Sebastian Kurz im Gespräch: "Kommissionspräsident schließe ich aus"
Von Richard Grasl
KURIER: Vor einem Jahr wurde behutsam im 2-Wochen-Takt geöffnet, diesmal soll trotz hoher Zahlen alles aufgehen. Was ist der Unterschied?
Sebastian Kurz: Vor einem Jahr war das Wissen viel geringer, es gab nicht annähernd so viele Tests. Auch jetzt wären Öffnungen ohne Sicherheitsmaßnahmen nicht möglich.
Vor Kurzem war der Ziel-Inzidenzwert noch 50, jetzt liegen wir bei 180. Da fragen sich viele, warum das jetzt geht?
Wir dürfen nicht nur auf eine Zahl schauen. Wir müssen sie in Relation zu den Impfungen, zu den Tests, aber auch zum Alter der Infizierten setzen. Entscheidend für den Öffnungszeitpunkt im Mai war, dass dann schon drei Millionen Menschen geimpft sind.
Das ist nur ein Drittel der Bevölkerung. Sechs Millionen sind ungeschützt.
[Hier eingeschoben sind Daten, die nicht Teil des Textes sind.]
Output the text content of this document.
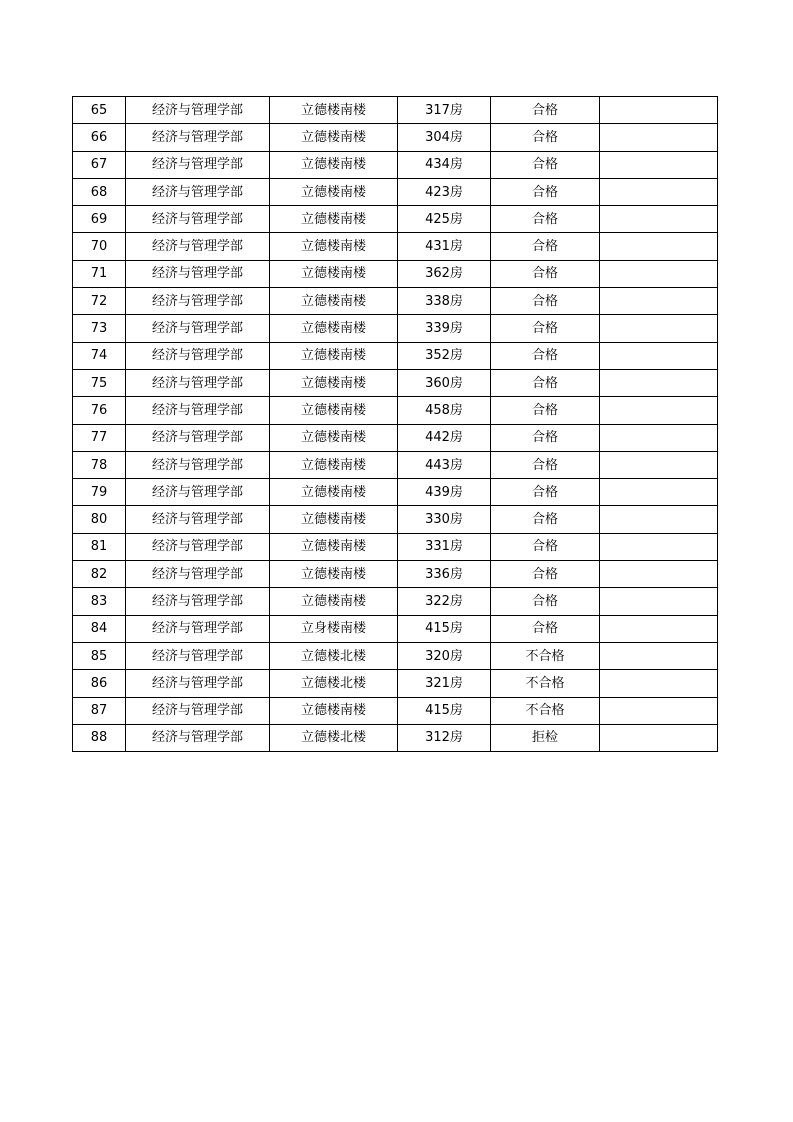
65	经济与管理学部	立德楼南楼	317房	合格	
66	经济与管理学部	立德楼南楼	304房	合格	
67	经济与管理学部	立德楼南楼	434房	合格	
68	经济与管理学部	立德楼南楼	423房	合格	
69	经济与管理学部	立德楼南楼	425房	合格	
70	经济与管理学部	立德楼南楼	431房	合格	
71	经济与管理学部	立德楼南楼	362房	合格	
72	经济与管理学部	立德楼南楼	338房	合格	
73	经济与管理学部	立德楼南楼	339房	合格	
74	经济与管理学部	立德楼南楼	352房	合格	
75	经济与管理学部	立德楼南楼	360房	合格	
76	经济与管理学部	立德楼南楼	458房	合格	
77	经济与管理学部	立德楼南楼	442房	合格	
78	经济与管理学部	立德楼南楼	443房	合格	
79	经济与管理学部	立德楼南楼	439房	合格	
80	经济与管理学部	立德楼南楼	330房	合格	
81	经济与管理学部	立德楼南楼	331房	合格	
82	经济与管理学部	立德楼南楼	336房	合格	
83	经济与管理学部	立德楼南楼	322房	合格	
84	经济与管理学部	立身楼南楼	415房	合格	
85	经济与管理学部	立德楼北楼	320房	不合格	
86	经济与管理学部	立德楼北楼	321房	不合格	
87	经济与管理学部	立德楼南楼	415房	不合格	
88	经济与管理学部	立德楼北楼	312房	拒检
Auch wenn sie nicht in der Risikogruppe sind, ist die Gefahr von Langzeitfolgen gegeben. Hätte man nicht bis Juni warten sollen?
Jeder kann sich schützen, das ist auch eine Frage des Wollens. Die Masken gibt es zum Selbstkostenpreis, die schützen gut. Auch Ärzte tragen sie im täglichen Patientenkontakt. Schauen wir nach Deutschland. Dort ist seit Monaten alles geschlossen, und die Zahlen steigen dennoch. Unser Weg, auf Tests zu setzen, ist der richtige, und wir sind gut durch die dritte Welle gekommen.
War es nicht auch alternativenlos, weil sich immer mehr Menschen schon illegal treffen?
Alternativenlos ist gar nichts, aber man muss versuchen, das Richtige zu tun. Wir haben das mit den Experten wochenlang berechnet. Von Mitte Mai bis Ende Juni müssen wir ganz vorsichtig sein, dann sind ab dem Sommer noch mehr Freiheiten möglich.
Bedenken beim Grünen Pass hat auch der Gesundheitsminister. Geht sich das bis 19. Mai aus oder sollte man nicht auf die EU warten?
Österreich ist hier Vorreiter. In der EU wird das bis zum Sommer dauern, darauf wollen wir nicht warten. Der Gesundheitsminister ist erst seit einigen Tagen im Amt, und die Pandemie macht keine Pause. Die Vorbereitung läuft schon seit Monaten.
Wer bekommt den Pass?
Jeder Geimpfte nach dem 21. Tag der Erstimpfung, jeder Getestete für ein bis drei Tage. Und jeder Genesene, dessen Infektion maximal sechs Monate zurückliegt.
Die „Welt“ handelt Sie als EU-Kommissionspräsidenten. War Ihre Impf-Kampagne für Bulgarien und Kroatien schon eine Wahlkampftour?
Ich habe mich für eine andere Impfstoffverteilung aus Gerechtigkeitsüberlegungen eingesetzt. Kommissionspräsident 2024 schließe ich aus.